The BBC programme Panorama will report tonight that the peer, who steps down from his party role today, transferred the ownership of his main UK company, the Impellam Group, on 5 April. The 64-year-old peer transferred shares worth £17m in the company to a trust to benefit his children. The following day, a law came into force compelling all members of the Lords and Commons to be registered in the UK for tax purposes and pay tax on all their worldwide income. The law had been in large measure prompted by the controversy over his tax status.

Tax lawyer Richard Frimston is quoted telling the programme that Lord Ashcroft would have faced a large inheritance tax bill under the new legislation. Frimston said: "If that had been done on the following day, assets worth say £17m going into trust would have been subject to tax at 20%, which would have created an immediate inheritance tax charge of something in the region of £3.4m. So that was avoided by doing it on 5 April as opposed to waiting until 6 April."
It was interesting to see John Key dismiss the meeting as a regular occurrence, like it's just a little lunchtime chat between friends. More like a couple of criminals plotting on how they're going to rip us off.

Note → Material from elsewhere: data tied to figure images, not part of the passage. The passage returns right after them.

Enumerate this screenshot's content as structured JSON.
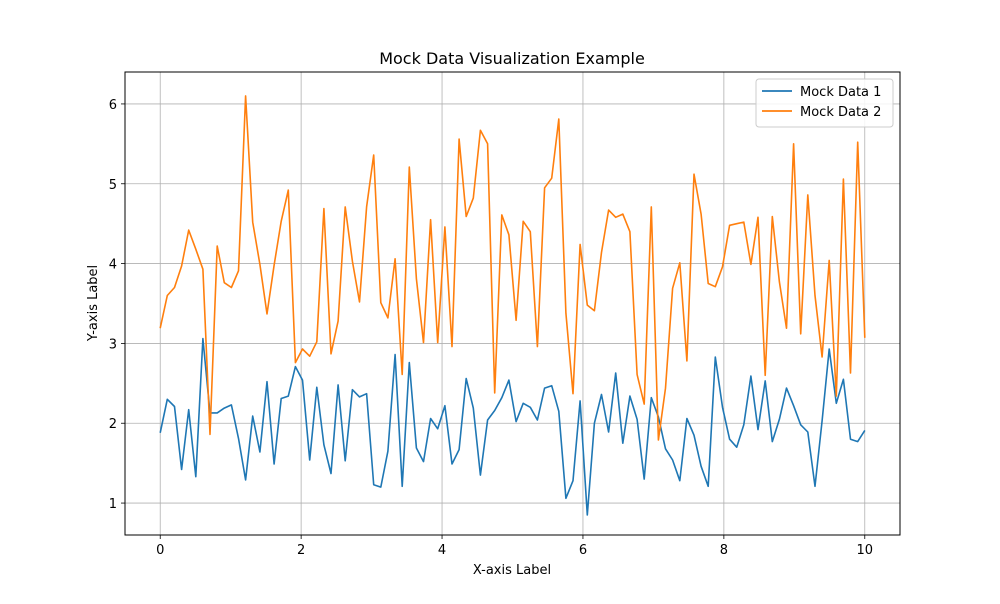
{
  "chart_data": {
    "type": "line",
    "title": "Mock Data Visualization Example",
    "xlabel": "X-axis Label",
    "ylabel": "Y-axis Label",
    "xlim": [
      -0.5,
      10.5
    ],
    "ylim": [
      0.6,
      6.4
    ],
    "xticks": [
      0,
      2,
      4,
      6,
      8,
      10
    ],
    "yticks": [
      1,
      2,
      3,
      4,
      5,
      6
    ],
    "grid": true,
    "legend_position": "top-right",
    "x": [
      0,
      0.101,
      0.202,
      0.303,
      0.404,
      0.505,
      0.606,
      0.707,
      0.808,
      0.909,
      1.01,
      1.111,
      1.212,
      1.313,
      1.414,
      1.515,
      1.616,
      1.717,
      1.818,
      1.919,
      2.02,
      2.121,
      2.222,
      2.323,
      2.424,
      2.525,
      2.626,
      2.727,
      2.828,
      2.929,
      3.03,
      3.131,
      3.232,
      3.333,
      3.434,
      3.535,
      3.636,
      3.737,
      3.838,
      3.939,
      4.04,
      4.141,
      4.242,
      4.343,
      4.444,
      4.545,
      4.646,
      4.747,
      4.848,
      4.949,
      5.051,
      5.152,
      5.253,
      5.354,
      5.455,
      5.556,
      5.657,
      5.758,
      5.859,
      5.96,
      6.061,
      6.162,
      6.263,
      6.364,
      6.465,
      6.566,
      6.667,
      6.768,
      6.869,
      6.97,
      7.071,
      7.172,
      7.273,
      7.374,
      7.475,
      7.576,
      7.677,
      7.778,
      7.879,
      7.98,
      8.081,
      8.182,
      8.283,
      8.384,
      8.485,
      8.586,
      8.687,
      8.788,
      8.889,
      8.99,
      9.091,
      9.192,
      9.293,
      9.394,
      9.495,
      9.596,
      9.697,
      9.798,
      9.899,
      10
    ],
    "series": [
      {
        "name": "Mock Data 1",
        "color": "#1f77b4",
        "values": [
          1.88,
          2.3,
          2.21,
          1.42,
          2.17,
          1.33,
          3.06,
          2.13,
          2.13,
          2.19,
          2.23,
          1.81,
          1.29,
          2.09,
          1.64,
          2.52,
          1.49,
          2.31,
          2.34,
          2.71,
          2.54,
          1.54,
          2.45,
          1.73,
          1.37,
          2.48,
          1.53,
          2.42,
          2.33,
          2.37,
          1.23,
          1.2,
          1.65,
          2.86,
          1.21,
          2.76,
          1.69,
          1.52,
          2.06,
          1.93,
          2.22,
          1.49,
          1.67,
          2.56,
          2.19,
          1.35,
          2.04,
          2.16,
          2.32,
          2.54,
          2.02,
          2.25,
          2.2,
          2.04,
          2.44,
          2.47,
          2.15,
          1.06,
          1.28,
          2.28,
          0.85,
          2.0,
          2.36,
          1.89,
          2.63,
          1.75,
          2.34,
          2.05,
          1.3,
          2.32,
          2.08,
          1.68,
          1.54,
          1.28,
          2.06,
          1.85,
          1.46,
          1.21,
          2.83,
          2.2,
          1.8,
          1.7,
          1.98,
          2.59,
          1.92,
          2.53,
          1.77,
          2.05,
          2.44,
          2.22,
          1.98,
          1.89,
          1.21,
          2.03,
          2.93,
          2.25,
          2.55,
          1.8,
          1.77,
          1.91
        ]
      },
      {
        "name": "Mock Data 2",
        "color": "#ff7f0e",
        "values": [
          3.19,
          3.6,
          3.7,
          3.97,
          4.42,
          4.18,
          3.93,
          1.86,
          4.22,
          3.76,
          3.7,
          3.91,
          6.1,
          4.52,
          3.99,
          3.37,
          3.98,
          4.53,
          4.92,
          2.76,
          2.93,
          2.84,
          3.02,
          4.69,
          2.87,
          3.28,
          4.71,
          4.03,
          3.52,
          4.71,
          5.36,
          3.51,
          3.32,
          4.06,
          2.61,
          5.21,
          3.81,
          3.01,
          4.55,
          3.01,
          4.46,
          2.96,
          5.56,
          4.59,
          4.82,
          5.67,
          5.5,
          2.38,
          4.61,
          4.36,
          3.29,
          4.53,
          4.4,
          2.96,
          4.95,
          5.07,
          5.81,
          3.38,
          2.37,
          4.24,
          3.48,
          3.41,
          4.14,
          4.67,
          4.58,
          4.62,
          4.4,
          2.61,
          2.24,
          4.71,
          1.79,
          2.44,
          3.69,
          4.01,
          2.78,
          5.12,
          4.62,
          3.75,
          3.71,
          3.96,
          4.48,
          4.5,
          4.52,
          3.99,
          4.58,
          2.6,
          4.59,
          3.77,
          3.19,
          5.5,
          3.12,
          4.86,
          3.6,
          2.83,
          4.04,
          2.34,
          5.06,
          2.63,
          5.52,
          3.07
        ]
      }
    ]
  }
}
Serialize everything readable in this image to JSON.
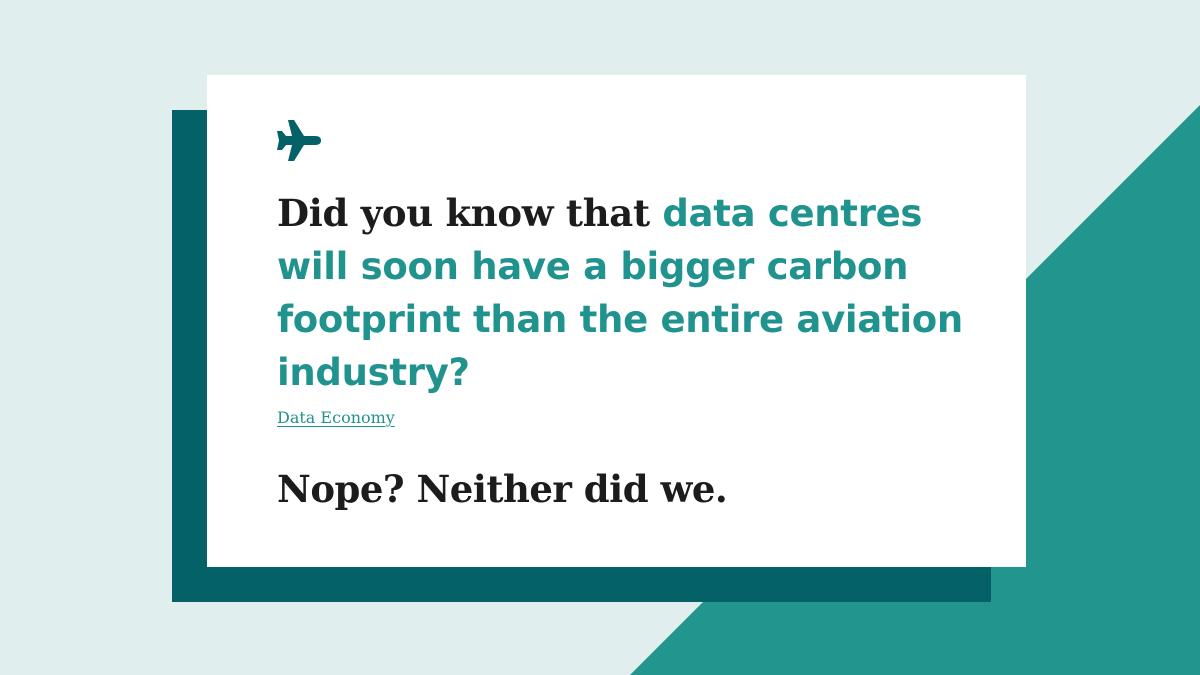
{
  "colors": {
    "background": "#e1eeee",
    "accent_teal": "#21938f",
    "dark_teal": "#046167",
    "card": "#ffffff",
    "text_dark": "#1c1c1c"
  },
  "icon": "airplane-icon",
  "headline": {
    "lead": "Did you know that ",
    "highlight": "data centres will soon have a bigger carbon footprint than the entire aviation industry?"
  },
  "source": {
    "label": "Data Economy"
  },
  "tagline": "Nope? Neither did we."
}
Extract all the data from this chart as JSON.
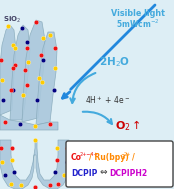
{
  "bg_color": "#ddeef5",
  "sio2_label": "SiO$_2$",
  "visible_light_label1": "Visible light",
  "visible_light_label2": "5mWcm$^{-2}$",
  "water_label": "2H$_2$O",
  "proton_label": "4H$^+$ + 4e$^-$",
  "oxygen_label": "O$_2$",
  "dot_red": "#ee1111",
  "dot_yellow": "#ffcc00",
  "dot_blue": "#000080",
  "arrow_color": "#44aadd",
  "wave_color": "#2288dd",
  "silica_color": "#aac8dc",
  "silica_edge": "#88aabb",
  "text_color_light": "#44aadd",
  "text_color_dark": "#333333",
  "legend_co_color": "#ee1111",
  "legend_ru_color": "#ff8800",
  "legend_dcpip_color": "#2222cc",
  "legend_dcpiph2_color": "#cc00cc"
}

Now National propagandist Cameron Slater is trying to say the corrupt Ashcroft is A OK because he sometimes meets with his daddy:
I should confess now before Patrick finds the conspiracy. My father is an office holder of the APDU, a constituent member of the IDU and has met Lord Ashcroft many times, I think he even has his cellphone number written down somewhere.
I think Patrick Gower is pretty uninterested in who Slaters irrelevant daddy meets with. Perhaps Slater should send Ashcroft a txt message:

Media doing job for once, $43 m not enough. Got any spare embezzled cash?